A rose by any other name wouldn’t be called a rose at all…
When Theodore Schnelbly (say that out loud) came to the area in 1901, the settlers were obviously anxious to be in touch with the outside world. Seeing an opportunity and jumping on it, Schnelbly wrote the Post Office Department and requested a post office in the area. The name was decided to be Sedona, after his wife, and Schnelbly became the first postmaster. (At first you might think that sounds romantic, but it was only after the name “Schnelbly Station” was rejected because it was too long to put on the cancellation stamp that he even gave a thought to his wife.) This is how Sedona received its name.
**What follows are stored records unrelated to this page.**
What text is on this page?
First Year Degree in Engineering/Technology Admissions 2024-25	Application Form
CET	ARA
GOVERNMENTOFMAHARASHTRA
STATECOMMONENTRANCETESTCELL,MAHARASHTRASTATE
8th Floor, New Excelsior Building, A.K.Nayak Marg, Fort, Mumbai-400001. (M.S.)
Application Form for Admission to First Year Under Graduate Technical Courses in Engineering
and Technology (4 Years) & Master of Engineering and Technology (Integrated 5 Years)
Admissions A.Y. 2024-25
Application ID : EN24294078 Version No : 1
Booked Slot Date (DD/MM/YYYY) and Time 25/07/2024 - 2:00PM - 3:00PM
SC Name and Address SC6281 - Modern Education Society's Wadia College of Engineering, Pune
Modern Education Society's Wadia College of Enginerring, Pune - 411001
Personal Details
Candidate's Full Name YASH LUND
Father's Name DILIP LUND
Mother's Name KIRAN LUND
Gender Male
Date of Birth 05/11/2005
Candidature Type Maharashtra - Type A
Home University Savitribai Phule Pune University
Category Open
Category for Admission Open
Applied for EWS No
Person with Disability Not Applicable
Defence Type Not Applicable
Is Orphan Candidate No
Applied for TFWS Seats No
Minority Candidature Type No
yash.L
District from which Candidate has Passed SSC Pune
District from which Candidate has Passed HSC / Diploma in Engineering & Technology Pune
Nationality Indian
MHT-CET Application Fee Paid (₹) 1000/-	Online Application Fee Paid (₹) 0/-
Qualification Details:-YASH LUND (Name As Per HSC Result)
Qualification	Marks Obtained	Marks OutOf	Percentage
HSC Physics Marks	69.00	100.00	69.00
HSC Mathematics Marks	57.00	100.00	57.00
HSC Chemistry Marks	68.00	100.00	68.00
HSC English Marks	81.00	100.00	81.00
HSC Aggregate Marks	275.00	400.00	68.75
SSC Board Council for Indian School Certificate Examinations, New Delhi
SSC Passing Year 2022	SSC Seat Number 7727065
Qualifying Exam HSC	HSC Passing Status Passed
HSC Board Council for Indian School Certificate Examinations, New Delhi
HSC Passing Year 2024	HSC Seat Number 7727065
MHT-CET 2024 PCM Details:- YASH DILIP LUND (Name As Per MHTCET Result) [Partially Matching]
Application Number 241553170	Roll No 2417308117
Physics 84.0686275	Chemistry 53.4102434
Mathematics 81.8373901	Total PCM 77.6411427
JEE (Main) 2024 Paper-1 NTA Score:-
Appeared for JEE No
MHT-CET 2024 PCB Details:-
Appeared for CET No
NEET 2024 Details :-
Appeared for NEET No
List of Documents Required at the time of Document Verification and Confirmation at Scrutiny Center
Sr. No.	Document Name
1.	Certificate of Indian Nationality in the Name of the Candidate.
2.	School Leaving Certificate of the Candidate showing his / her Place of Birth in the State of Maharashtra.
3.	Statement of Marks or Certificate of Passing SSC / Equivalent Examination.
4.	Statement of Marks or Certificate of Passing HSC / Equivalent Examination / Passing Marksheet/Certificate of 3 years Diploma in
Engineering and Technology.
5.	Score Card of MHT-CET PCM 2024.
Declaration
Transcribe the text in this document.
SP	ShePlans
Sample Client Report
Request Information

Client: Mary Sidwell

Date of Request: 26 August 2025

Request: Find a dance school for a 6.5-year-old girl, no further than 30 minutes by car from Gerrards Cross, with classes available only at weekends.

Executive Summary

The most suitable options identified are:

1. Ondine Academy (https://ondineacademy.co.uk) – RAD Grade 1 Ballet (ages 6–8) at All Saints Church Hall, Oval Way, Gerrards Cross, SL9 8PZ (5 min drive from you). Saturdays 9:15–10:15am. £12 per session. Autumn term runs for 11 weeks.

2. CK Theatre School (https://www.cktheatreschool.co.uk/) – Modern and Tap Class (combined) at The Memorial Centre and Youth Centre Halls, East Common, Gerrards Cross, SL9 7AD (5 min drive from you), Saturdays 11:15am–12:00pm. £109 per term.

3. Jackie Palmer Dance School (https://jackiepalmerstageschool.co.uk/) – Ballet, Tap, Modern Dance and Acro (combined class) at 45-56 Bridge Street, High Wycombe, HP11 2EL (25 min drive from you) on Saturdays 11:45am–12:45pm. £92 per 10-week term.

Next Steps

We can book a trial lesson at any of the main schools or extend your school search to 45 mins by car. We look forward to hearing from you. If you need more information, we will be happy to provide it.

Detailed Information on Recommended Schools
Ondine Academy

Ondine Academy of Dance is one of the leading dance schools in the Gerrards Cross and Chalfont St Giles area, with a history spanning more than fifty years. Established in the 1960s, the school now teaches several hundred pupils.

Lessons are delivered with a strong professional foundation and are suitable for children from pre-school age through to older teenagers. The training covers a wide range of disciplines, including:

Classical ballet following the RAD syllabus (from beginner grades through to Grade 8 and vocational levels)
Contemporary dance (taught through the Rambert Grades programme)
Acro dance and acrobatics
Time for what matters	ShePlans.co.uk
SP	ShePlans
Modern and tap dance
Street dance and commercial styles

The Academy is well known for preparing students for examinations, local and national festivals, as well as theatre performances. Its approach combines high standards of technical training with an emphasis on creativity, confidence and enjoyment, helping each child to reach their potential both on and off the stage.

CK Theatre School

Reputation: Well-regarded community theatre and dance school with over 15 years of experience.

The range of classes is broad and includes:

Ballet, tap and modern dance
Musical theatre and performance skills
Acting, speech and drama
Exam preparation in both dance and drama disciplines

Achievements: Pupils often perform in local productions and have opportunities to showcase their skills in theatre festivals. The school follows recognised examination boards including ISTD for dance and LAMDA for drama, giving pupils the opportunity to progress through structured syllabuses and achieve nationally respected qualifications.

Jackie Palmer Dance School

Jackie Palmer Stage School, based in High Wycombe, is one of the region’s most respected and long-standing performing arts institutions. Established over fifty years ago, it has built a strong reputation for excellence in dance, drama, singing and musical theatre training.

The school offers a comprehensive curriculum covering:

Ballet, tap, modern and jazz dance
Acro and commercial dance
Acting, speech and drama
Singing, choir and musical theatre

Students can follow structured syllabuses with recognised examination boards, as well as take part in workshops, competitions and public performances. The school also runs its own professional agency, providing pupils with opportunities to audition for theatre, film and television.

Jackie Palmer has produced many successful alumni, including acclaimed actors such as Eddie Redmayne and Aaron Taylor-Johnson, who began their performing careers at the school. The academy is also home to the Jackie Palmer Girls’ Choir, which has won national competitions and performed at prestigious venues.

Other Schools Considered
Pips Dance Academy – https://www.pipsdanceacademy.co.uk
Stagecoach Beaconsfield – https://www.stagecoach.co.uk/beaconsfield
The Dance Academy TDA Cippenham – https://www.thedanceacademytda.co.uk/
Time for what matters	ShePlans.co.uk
From orchards to the Duke…
Oak Creek Canyon challenges the beauty of many of the nations’ top national parks (although, it seems to me to be more the kind of challenge that that short kid at your middle school made when he was finally tired of being picked on and made fun of). This beauty attracted more and more tourists as the town grew older (not larger), but no other industries settled in Sedona. Soon, tourism became the main source of income for many Sedonaits (um… yep). Because of the beautiful southwestern settings around Sedona it has been the stage for many great westerns of the 1940s and ‘50s, such as John Wayne’s “Angel and the Badman,” along with seventy-six other major motion pictures. To this day Sedona finds itself as the setting of many TV shows and commercials.
Native Asian Americans and strange energies…
The beautiful scenery has attracted more than just movies; many artists have been attracted to the region to paint the beautiful landscapes. It was believed by the Native Americans that originally settled the area that it was a center for psychic energy, or as they call it, a “spiritual vortex.” The vortex and its strange energy still attract many New Age followers to the area to experience the “power.”
The truth behind the facts these days…
Sedona was incorporated in 1988, and is today one of the biggest tourist traps – I mean attractions in the much visited state of Arizona, which hosts over four million tourists from the entire planet. It is home to many resorts, recreation centers, artist communities and the retired.
The citizens of Sedona are proud of their beautiful environment and work diligently to preserve its uniqueness and special qualities. Central to this effort is the role of achievement through volunteerism and the interest of controlling its own destiny through participation in city government.